She ran up and hit me in the arm so hard with those big hands as hard as any guy could and told me to what to do with myself in my puny white ass before storming off to the house. It hurt like hell but I couldn’t stop laughing while I held and rubbed my arm in real pain. I thought for a minute she broke it but I kept laughing like no tomorrow and Billy was laughing beside me just as hard.
Who knows though, he might have dipped his wick there after all being that she got so flustered, I teased him.
 It was all the more funny and insulting asking where her head had been because all the brothers around here swear black girls don’t go down south. But don’t believe that. I’ve known these girls to go down south around the world more than a couple times and likewise these same brothers claim and would swear on their mama that they themselves never ate from the vine but boy I can tell you, if walls could talk, it would sure make a bold faced liar out of just about every one of them whom all had more than just their hands twirling in the cookie jars.
It was all meant in guiltless fun and everything pretty much up in the air and fair game for teasing each other and nothing really much ever was rooted in truths. Our only hope was not to grow weary before our time.

Me and Billy 1974

Billy for the most part only had white girlfriends at the time and neither of us really cared for any local girls around here except for Serena and Cassidy and the rich Onion Creek country club girls across the highway.
Most of the local girls around here were not so much all-together bad girls per say but just lonely or mostly sweet hot tempered Mexican girls that want to lay with you and fight you at the same time. All too many around here wanting to believe in a Cinderella story that threads a generic vein of want and nostalgia through all the small towns around here and I guess maybe throughout the whole world.
Around here it seems they are busting to get out while at the same time hanging on for dear life much like Lana who had been around for as long as I could remember going nowhere fast.

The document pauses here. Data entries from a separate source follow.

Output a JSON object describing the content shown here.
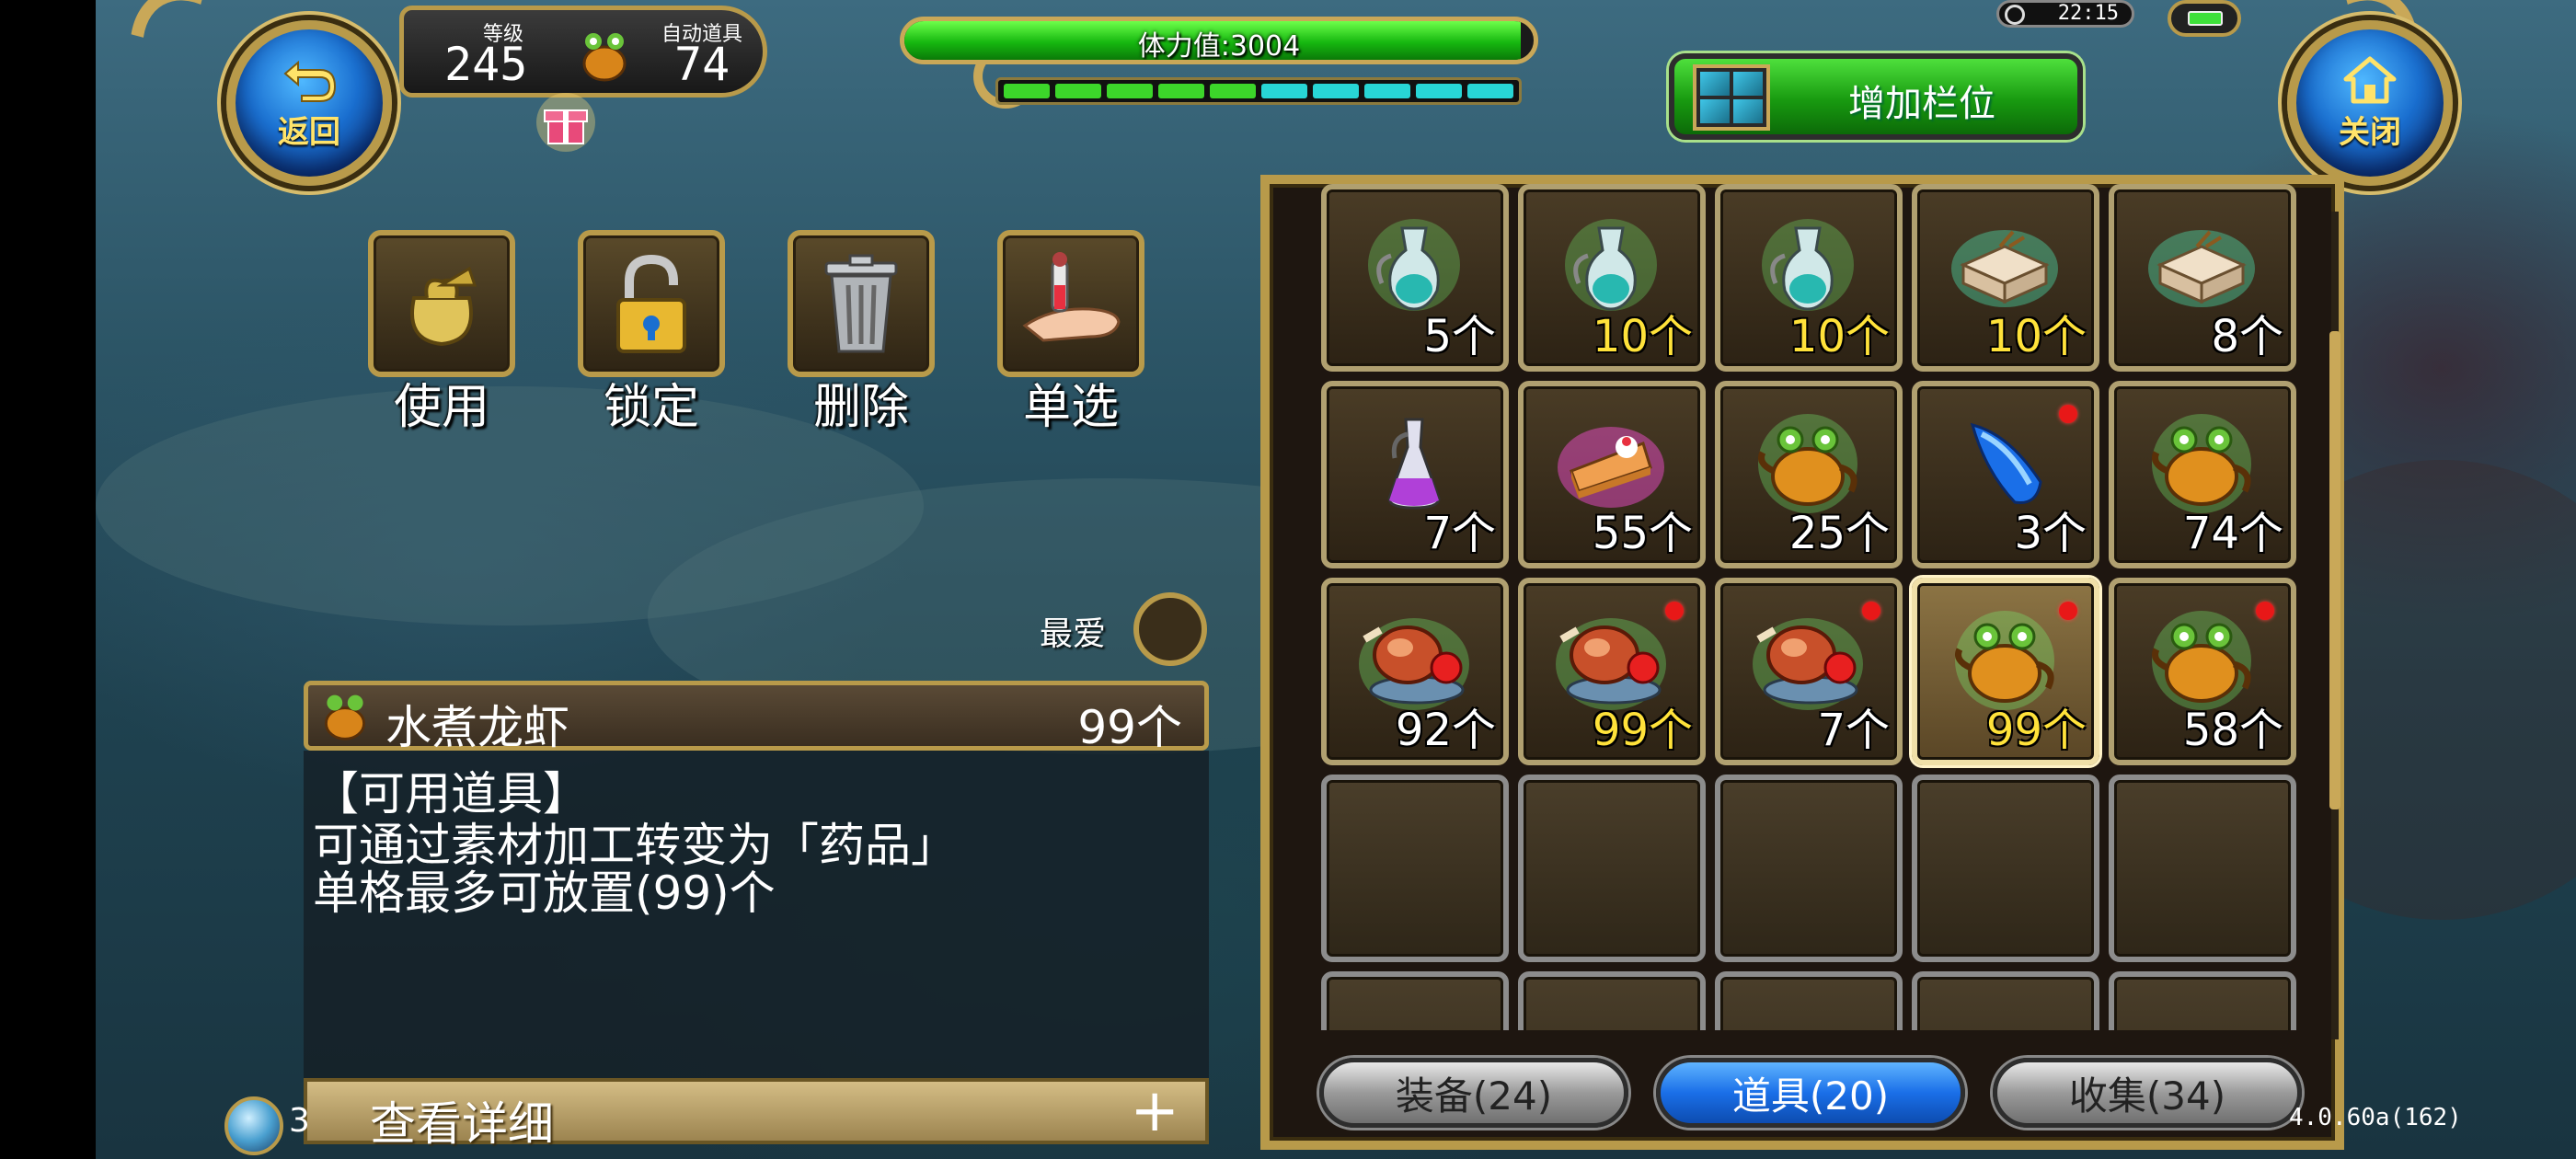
{
  "header": {
    "back_label": "返回",
    "close_label": "关闭",
    "level_caption": "等级",
    "level_value": "245",
    "auto_item_caption": "自动道具",
    "auto_item_value": "74",
    "stamina_text": "体力值:3004",
    "stamina_fraction": 0.98,
    "segments": [
      "#3cd62a",
      "#3cd62a",
      "#3cd62a",
      "#3cd62a",
      "#3cd62a",
      "#28d6d6",
      "#28d6d6",
      "#28d6d6",
      "#28d6d6",
      "#28d6d6"
    ],
    "add_slot_label": "增加栏位",
    "clock": "22:15"
  },
  "actions": [
    {
      "label": "使用",
      "icon": "bag-icon"
    },
    {
      "label": "锁定",
      "icon": "padlock-icon"
    },
    {
      "label": "删除",
      "icon": "trash-icon"
    },
    {
      "label": "单选",
      "icon": "hand-potion-icon"
    }
  ],
  "favorite_label": "最爱",
  "item": {
    "name": "水煮龙虾",
    "count": "99个",
    "desc_lines": [
      "【可用道具】",
      "可通过素材加工转变为「药品」",
      "单格最多可放置(99)个"
    ],
    "detail_label": "查看详细",
    "detail_plus": "+"
  },
  "bottom_left_num": "3",
  "inventory": {
    "slots": [
      {
        "icon": "teal-potion-icon",
        "qty": "5个",
        "full": false,
        "dot": false
      },
      {
        "icon": "teal-potion-icon",
        "qty": "10个",
        "full": true,
        "dot": false
      },
      {
        "icon": "teal-potion-icon",
        "qty": "10个",
        "full": true,
        "dot": false
      },
      {
        "icon": "supply-box-icon",
        "qty": "10个",
        "full": true,
        "dot": false
      },
      {
        "icon": "supply-box-icon",
        "qty": "8个",
        "full": false,
        "dot": false
      },
      {
        "icon": "purple-potion-icon",
        "qty": "7个",
        "full": false,
        "dot": false
      },
      {
        "icon": "cake-slice-icon",
        "qty": "55个",
        "full": false,
        "dot": false
      },
      {
        "icon": "teapot-icon",
        "qty": "25个",
        "full": false,
        "dot": false
      },
      {
        "icon": "blue-crystal-icon",
        "qty": "3个",
        "full": false,
        "dot": true
      },
      {
        "icon": "teapot-icon",
        "qty": "74个",
        "full": false,
        "dot": false
      },
      {
        "icon": "meat-platter-icon",
        "qty": "92个",
        "full": false,
        "dot": false
      },
      {
        "icon": "meat-platter-icon",
        "qty": "99个",
        "full": true,
        "dot": true
      },
      {
        "icon": "meat-platter-icon",
        "qty": "7个",
        "full": false,
        "dot": true
      },
      {
        "icon": "teapot-icon",
        "qty": "99个",
        "full": true,
        "dot": true,
        "selected": true
      },
      {
        "icon": "teapot-icon",
        "qty": "58个",
        "full": false,
        "dot": true
      }
    ],
    "empty_slots": 10
  },
  "tabs": [
    {
      "label": "装备(24)",
      "active": false
    },
    {
      "label": "道具(20)",
      "active": true
    },
    {
      "label": "收集(34)",
      "active": false
    }
  ],
  "version": "4.0.60a(162)"
}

I had almost reached the end of the hall before realizing I had forgot my boots back in the room and now had to go back and start all over again. The sweetness of the savored thoughts of past memories including the silk of Brandy’s skin was short lived and faded in an instance.
I moaned and groaned turning around dispersing my nostalgia with irritability.
This time I deliberately stomped back in like a dare, grabbing my boots at the end of the bed and grunting my blaming disapproval as if everyone but me was to blame for my aching suffering and delay.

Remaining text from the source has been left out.